DYSTOPIAN VIRTAUL REALITY IS FINALLY HERE
"But today's actual VR is hilihgtly and obviously mediated ... VR is actually just a media experience you choose to partake of - after spending hundreds of dollars for the privilege" (7)


"It turns out we already virtualized reality without the headsets and gloves. The real virtual reality, the one we dreamed of and feared two decades ago, the one we are stuck in without even knowing we are inside it - is in our hands and our pockets, in our buzzing brains and our nervous nerves desperate to jack back into it" (10)

'FORCED EMPAHTY': MANIPULATION, TRAUMA AND AFFECT IN VIRUTAL REALITY
"The viewer is overcome by the power of emotion so that empathy in fact mitigates against positive behavior change"(834)

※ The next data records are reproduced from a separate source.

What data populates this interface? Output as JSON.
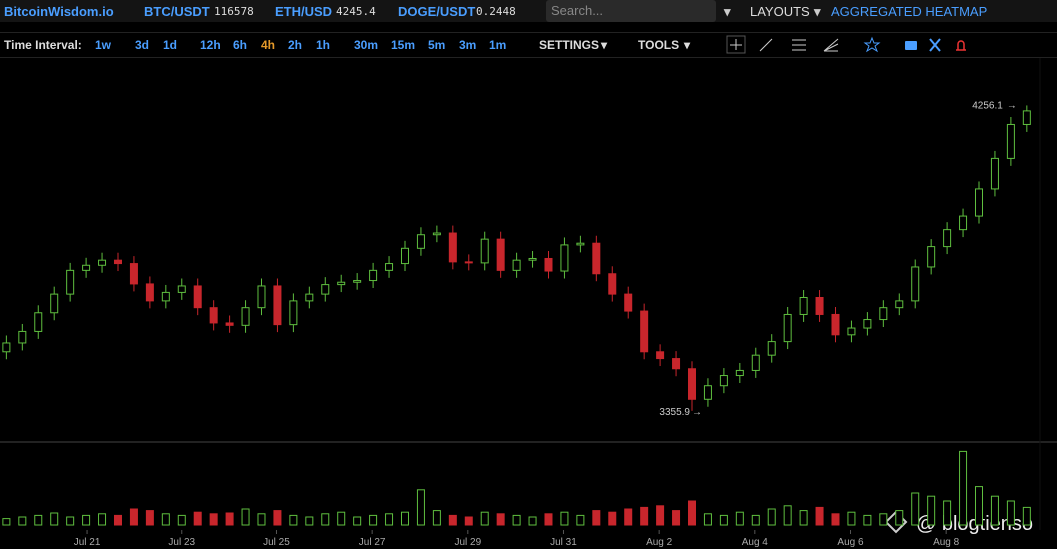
{
  "header": {
    "brand": "BitcoinWisdom.io",
    "tickers": [
      {
        "symbol": "BTC/USDT",
        "price": "116578"
      },
      {
        "symbol": "ETH/USD",
        "price": "4245.4"
      },
      {
        "symbol": "DOGE/USDT",
        "price": "0.2448"
      }
    ],
    "search_placeholder": "Search...",
    "layouts": "LAYOUTS",
    "heatmap": "AGGREGATED HEATMAP"
  },
  "toolbar": {
    "label": "Time Interval:",
    "intervals": [
      "1w",
      "3d",
      "1d",
      "12h",
      "6h",
      "4h",
      "2h",
      "1h",
      "30m",
      "15m",
      "5m",
      "3m",
      "1m"
    ],
    "active_interval_index": 5,
    "settings": "SETTINGS",
    "tools": "TOOLS"
  },
  "watermark": "@ blogtienso",
  "chart_data": {
    "type": "candlestick",
    "up_color": "#5fbf3f",
    "down_color": "#c8262c",
    "ylim": [
      3270,
      4390
    ],
    "vlim": [
      0,
      100
    ],
    "xlim": [
      -0.4,
      64.6
    ],
    "xticks": [
      {
        "value": 5.06,
        "label": "Jul 21"
      },
      {
        "value": 11,
        "label": "Jul 23"
      },
      {
        "value": 16.94,
        "label": "Jul 25"
      },
      {
        "value": 22.94,
        "label": "Jul 27"
      },
      {
        "value": 28.94,
        "label": "Jul 29"
      },
      {
        "value": 34.94,
        "label": "Jul 31"
      },
      {
        "value": 40.94,
        "label": "Aug 2"
      },
      {
        "value": 46.94,
        "label": "Aug 4"
      },
      {
        "value": 52.94,
        "label": "Aug 6"
      },
      {
        "value": 58.94,
        "label": "Aug 8"
      }
    ],
    "open": [
      3530,
      3556,
      3590,
      3645,
      3700,
      3770,
      3785,
      3800,
      3790,
      3730,
      3680,
      3705,
      3724,
      3660,
      3615,
      3608,
      3660,
      3724,
      3610,
      3680,
      3700,
      3728,
      3735,
      3740,
      3770,
      3790,
      3835,
      3875,
      3880,
      3795,
      3792,
      3862,
      3770,
      3800,
      3805,
      3768,
      3845,
      3850,
      3760,
      3700,
      3650,
      3530,
      3510,
      3480,
      3390,
      3430,
      3460,
      3475,
      3520,
      3560,
      3640,
      3690,
      3640,
      3580,
      3600,
      3625,
      3660,
      3680,
      3780,
      3840,
      3890,
      3930,
      4010,
      4100,
      4200
    ],
    "high": [
      3578,
      3612,
      3667,
      3722,
      3792,
      3807,
      3822,
      3822,
      3812,
      3752,
      3727,
      3746,
      3746,
      3682,
      3637,
      3682,
      3746,
      3746,
      3702,
      3722,
      3750,
      3757,
      3762,
      3792,
      3812,
      3857,
      3897,
      3902,
      3902,
      3817,
      3884,
      3884,
      3822,
      3827,
      3827,
      3867,
      3872,
      3872,
      3782,
      3722,
      3672,
      3552,
      3532,
      3502,
      3452,
      3482,
      3497,
      3542,
      3582,
      3662,
      3712,
      3712,
      3662,
      3622,
      3647,
      3682,
      3702,
      3802,
      3862,
      3912,
      3952,
      4032,
      4122,
      4222,
      4256.1
    ],
    "low": [
      3508,
      3534,
      3568,
      3623,
      3678,
      3748,
      3763,
      3768,
      3708,
      3658,
      3658,
      3683,
      3638,
      3593,
      3586,
      3586,
      3638,
      3588,
      3588,
      3658,
      3678,
      3706,
      3713,
      3718,
      3748,
      3768,
      3813,
      3853,
      3773,
      3770,
      3770,
      3748,
      3748,
      3778,
      3746,
      3746,
      3823,
      3738,
      3678,
      3628,
      3508,
      3488,
      3458,
      3355.9,
      3368,
      3408,
      3438,
      3453,
      3498,
      3538,
      3618,
      3618,
      3558,
      3558,
      3578,
      3603,
      3638,
      3658,
      3758,
      3818,
      3868,
      3908,
      3988,
      4078,
      4178
    ],
    "close": [
      3556,
      3590,
      3645,
      3700,
      3770,
      3785,
      3800,
      3790,
      3730,
      3680,
      3705,
      3724,
      3660,
      3615,
      3608,
      3660,
      3724,
      3610,
      3680,
      3700,
      3728,
      3735,
      3740,
      3770,
      3790,
      3835,
      3875,
      3880,
      3795,
      3792,
      3862,
      3770,
      3800,
      3805,
      3768,
      3845,
      3850,
      3760,
      3700,
      3650,
      3530,
      3510,
      3480,
      3390,
      3430,
      3460,
      3475,
      3520,
      3560,
      3640,
      3690,
      3640,
      3580,
      3600,
      3625,
      3660,
      3680,
      3780,
      3840,
      3890,
      3930,
      4010,
      4100,
      4200,
      4240
    ],
    "volume": [
      8,
      10,
      12,
      15,
      10,
      12,
      14,
      12,
      20,
      18,
      14,
      12,
      16,
      14,
      15,
      20,
      14,
      18,
      12,
      10,
      14,
      16,
      10,
      12,
      14,
      16,
      44,
      18,
      12,
      10,
      16,
      14,
      12,
      10,
      14,
      16,
      12,
      18,
      16,
      20,
      22,
      24,
      18,
      30,
      14,
      12,
      16,
      12,
      20,
      24,
      18,
      22,
      14,
      16,
      12,
      14,
      18,
      40,
      36,
      30,
      92,
      48,
      36,
      30,
      22
    ],
    "max_annotation_index": 64,
    "min_annotation_index": 43
  }
}
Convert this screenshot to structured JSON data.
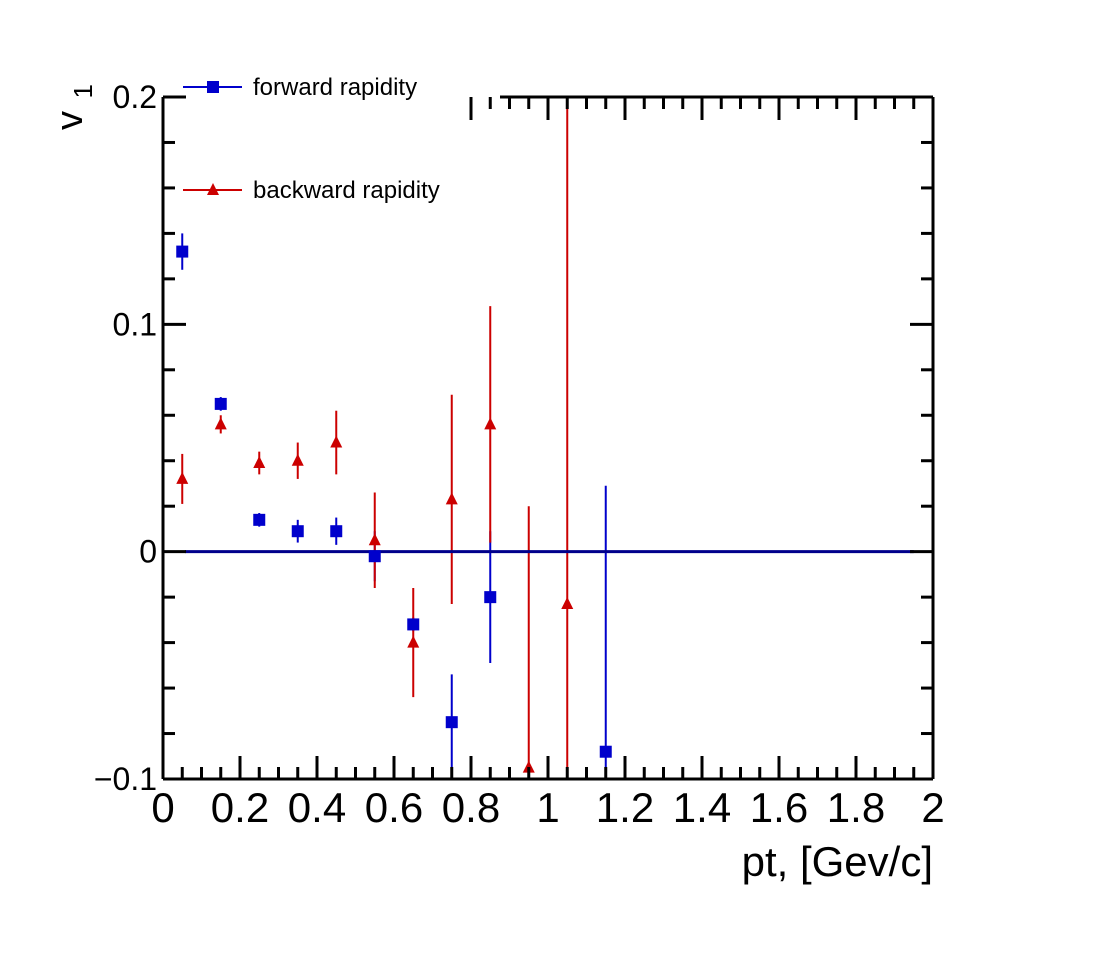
{
  "chart_data": {
    "type": "scatter",
    "xlabel": "pt, [Gev/c]",
    "ylabel": "v",
    "ylabel_sub": "1",
    "xlim": [
      0,
      2
    ],
    "ylim": [
      -0.1,
      0.2
    ],
    "x_ticks": [
      "0",
      "0.2",
      "0.4",
      "0.6",
      "0.8",
      "1",
      "1.2",
      "1.4",
      "1.6",
      "1.8",
      "2"
    ],
    "y_ticks": [
      "−0.1",
      "0",
      "0.1",
      "0.2"
    ],
    "grid": false,
    "legend_placement": "top-left",
    "reference_line": {
      "y": 0,
      "x_range": [
        0,
        1.95
      ],
      "color": "#00008b"
    },
    "series": [
      {
        "name": "forward rapidity",
        "marker": "square",
        "color": "#0000cc",
        "points": [
          {
            "x": 0.05,
            "y": 0.132,
            "err": 0.008
          },
          {
            "x": 0.15,
            "y": 0.065,
            "err": 0.003
          },
          {
            "x": 0.25,
            "y": 0.014,
            "err": 0.003
          },
          {
            "x": 0.35,
            "y": 0.009,
            "err": 0.005
          },
          {
            "x": 0.45,
            "y": 0.009,
            "err": 0.006
          },
          {
            "x": 0.55,
            "y": -0.002,
            "err": 0.011
          },
          {
            "x": 0.65,
            "y": -0.032,
            "err": 0.003
          },
          {
            "x": 0.75,
            "y": -0.075,
            "err": 0.021
          },
          {
            "x": 0.85,
            "y": -0.02,
            "err": 0.029
          },
          {
            "x": 1.15,
            "y": -0.088,
            "err": 0.117
          }
        ]
      },
      {
        "name": "backward rapidity",
        "marker": "triangle",
        "color": "#cc0000",
        "points": [
          {
            "x": 0.05,
            "y": 0.032,
            "err": 0.011
          },
          {
            "x": 0.15,
            "y": 0.056,
            "err": 0.004
          },
          {
            "x": 0.25,
            "y": 0.039,
            "err": 0.005
          },
          {
            "x": 0.35,
            "y": 0.04,
            "err": 0.008
          },
          {
            "x": 0.45,
            "y": 0.048,
            "err": 0.014
          },
          {
            "x": 0.55,
            "y": 0.005,
            "err": 0.021
          },
          {
            "x": 0.65,
            "y": -0.04,
            "err": 0.024
          },
          {
            "x": 0.75,
            "y": 0.023,
            "err": 0.046
          },
          {
            "x": 0.85,
            "y": 0.056,
            "err": 0.052
          },
          {
            "x": 0.95,
            "y": -0.095,
            "err": 0.115
          },
          {
            "x": 1.05,
            "y": -0.023,
            "err": 0.22
          }
        ]
      }
    ]
  }
}
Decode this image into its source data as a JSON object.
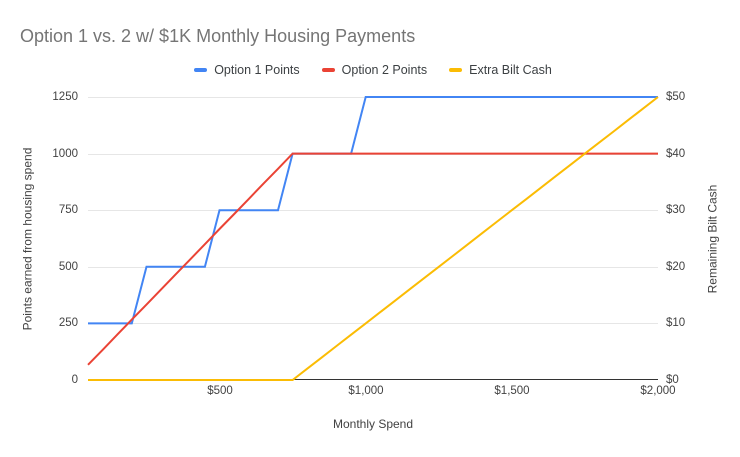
{
  "title": "Option 1 vs. 2 w/ $1K Monthly Housing Payments",
  "colors": {
    "background": "#ffffff",
    "title_text": "#757575",
    "axis_text": "#424242",
    "gridline": "#e6e6e6",
    "axis_line": "#333333",
    "series_blue": "#4285f4",
    "series_red": "#ea4335",
    "series_yellow": "#fbbc04"
  },
  "axes": {
    "left": {
      "title": "Points earned from housing spend",
      "ticks": [
        "1250",
        "1000",
        "750",
        "500",
        "250",
        "0"
      ]
    },
    "right": {
      "title": "Remaining Bilt Cash",
      "ticks": [
        "$50",
        "$40",
        "$30",
        "$20",
        "$10",
        "$0"
      ]
    },
    "x": {
      "title": "Monthly Spend",
      "ticks": [
        "$500",
        "$1,000",
        "$1,500",
        "$2,000"
      ]
    }
  },
  "chart_data": {
    "type": "line",
    "title": "Option 1 vs. 2 w/ $1K Monthly Housing Payments",
    "xlabel": "Monthly Spend",
    "ylabel_left": "Points earned from housing spend",
    "ylabel_right": "Remaining Bilt Cash",
    "xlim": [
      50,
      2000
    ],
    "ylim_left": [
      0,
      1250
    ],
    "ylim_right": [
      0,
      50
    ],
    "x_tick_values": [
      500,
      1000,
      1500,
      2000
    ],
    "left_tick_values": [
      0,
      250,
      500,
      750,
      1000,
      1250
    ],
    "right_tick_values": [
      0,
      10,
      20,
      30,
      40,
      50
    ],
    "grid": true,
    "legend_position": "top",
    "x": [
      50,
      100,
      150,
      200,
      250,
      300,
      350,
      400,
      450,
      500,
      550,
      600,
      650,
      700,
      750,
      800,
      850,
      900,
      950,
      1000,
      1050,
      1100,
      1150,
      1200,
      1250,
      1300,
      1350,
      1400,
      1450,
      1500,
      1550,
      1600,
      1650,
      1700,
      1750,
      1800,
      1850,
      1900,
      1950,
      2000
    ],
    "series": [
      {
        "name": "Option 1 Points",
        "color": "#4285f4",
        "axis": "left",
        "values": [
          250,
          250,
          250,
          250,
          500,
          500,
          500,
          500,
          500,
          750,
          750,
          750,
          750,
          750,
          1000,
          1000,
          1000,
          1000,
          1000,
          1250,
          1250,
          1250,
          1250,
          1250,
          1250,
          1250,
          1250,
          1250,
          1250,
          1250,
          1250,
          1250,
          1250,
          1250,
          1250,
          1250,
          1250,
          1250,
          1250,
          1250
        ]
      },
      {
        "name": "Option 2 Points",
        "color": "#ea4335",
        "axis": "left",
        "values": [
          67,
          133,
          200,
          267,
          333,
          400,
          467,
          533,
          600,
          667,
          733,
          800,
          867,
          933,
          1000,
          1000,
          1000,
          1000,
          1000,
          1000,
          1000,
          1000,
          1000,
          1000,
          1000,
          1000,
          1000,
          1000,
          1000,
          1000,
          1000,
          1000,
          1000,
          1000,
          1000,
          1000,
          1000,
          1000,
          1000,
          1000
        ]
      },
      {
        "name": "Extra Bilt Cash",
        "color": "#fbbc04",
        "axis": "right",
        "values": [
          0,
          0,
          0,
          0,
          0,
          0,
          0,
          0,
          0,
          0,
          0,
          0,
          0,
          0,
          0,
          2,
          4,
          6,
          8,
          10,
          12,
          14,
          16,
          18,
          20,
          22,
          24,
          26,
          28,
          30,
          32,
          34,
          36,
          38,
          40,
          42,
          44,
          46,
          48,
          50
        ]
      }
    ]
  }
}
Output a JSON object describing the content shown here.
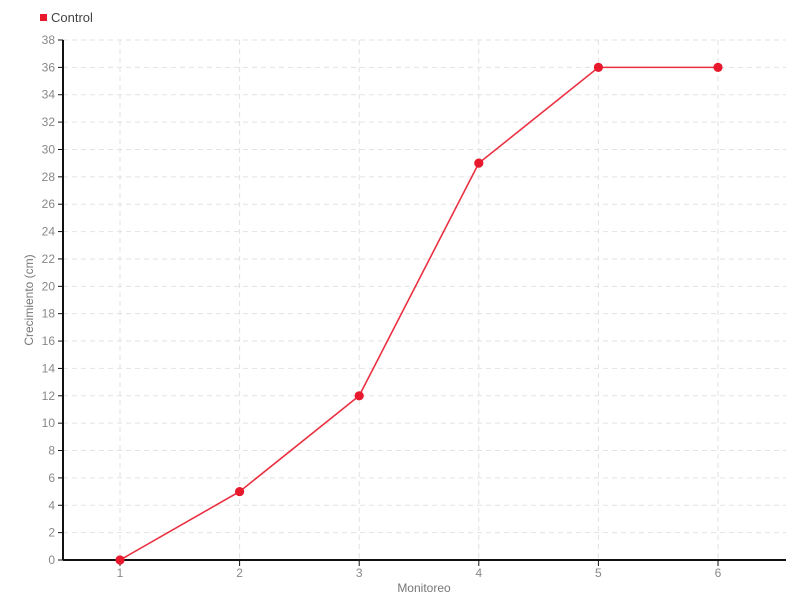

"... the central thesis is that knowing is not enough, that we must be made to feel and that exposing individuals to emotionally difficult and even distressing representations of victimization engages them in transformative processes which have a desirable social, ethical, and political impact .... we content that the useless of such notions is undermined by the ubiquity of their application to representations of atrocities and injustices, with little empirical evidence ... building a politics of empathy out of sense that traumatic experiences can be shared across dime and space raises the danger that such politics may be put to manipulative and coercive uses..."(834-835)

MY REACTION VR:
I found this articles incredibly interesting on a vast array of points. Regarding the "The Metaverse is Bad" article, I can honestly say that I finished reading it and was terrified. In terms of my more intellectual reaction, I found it interesting how this article explicitly drew the link between VR and capitalism. This was a link I had never really considered and certainly saw how all technology, but especially VR, would be used by large companies to gain power and influence that encompasses our experience. This theme of linking VR and capitalism was found in the there articles, but it was most explicitly stated in this one.
Regarding the "Dystopian Virtual Reality is Finally Here" article, I had never really considered how our current use of technology - always connected to smartphones, social media, etc. - really is a form of VR. I finished this article and then was looking at Insta, and though I generally try to use social media only to post hi lights and keep up with friends this article made me consider how it is not real and through connecting to people through media I am entering into the VR world. I wonder how things such as phone calls and FaceTime fit into this framework, since they aren't really escaping reality more like transcending distance to bring various aspects of reality into conversation with each other.
Regarding the "Forced Empathy" article, I again had never considered the danger of using media to create empathy, both because this is a false sense of empathy and because this use of empathy can be manipulated since it is often severed from intellectual reasoning. It really calls into question human nature and the best way to promote change: it is through appeals to logic or emotion? How do we reconcile the two? Overall a very interesting article and. concept, though rather dense so I feel as though there are parts I missed.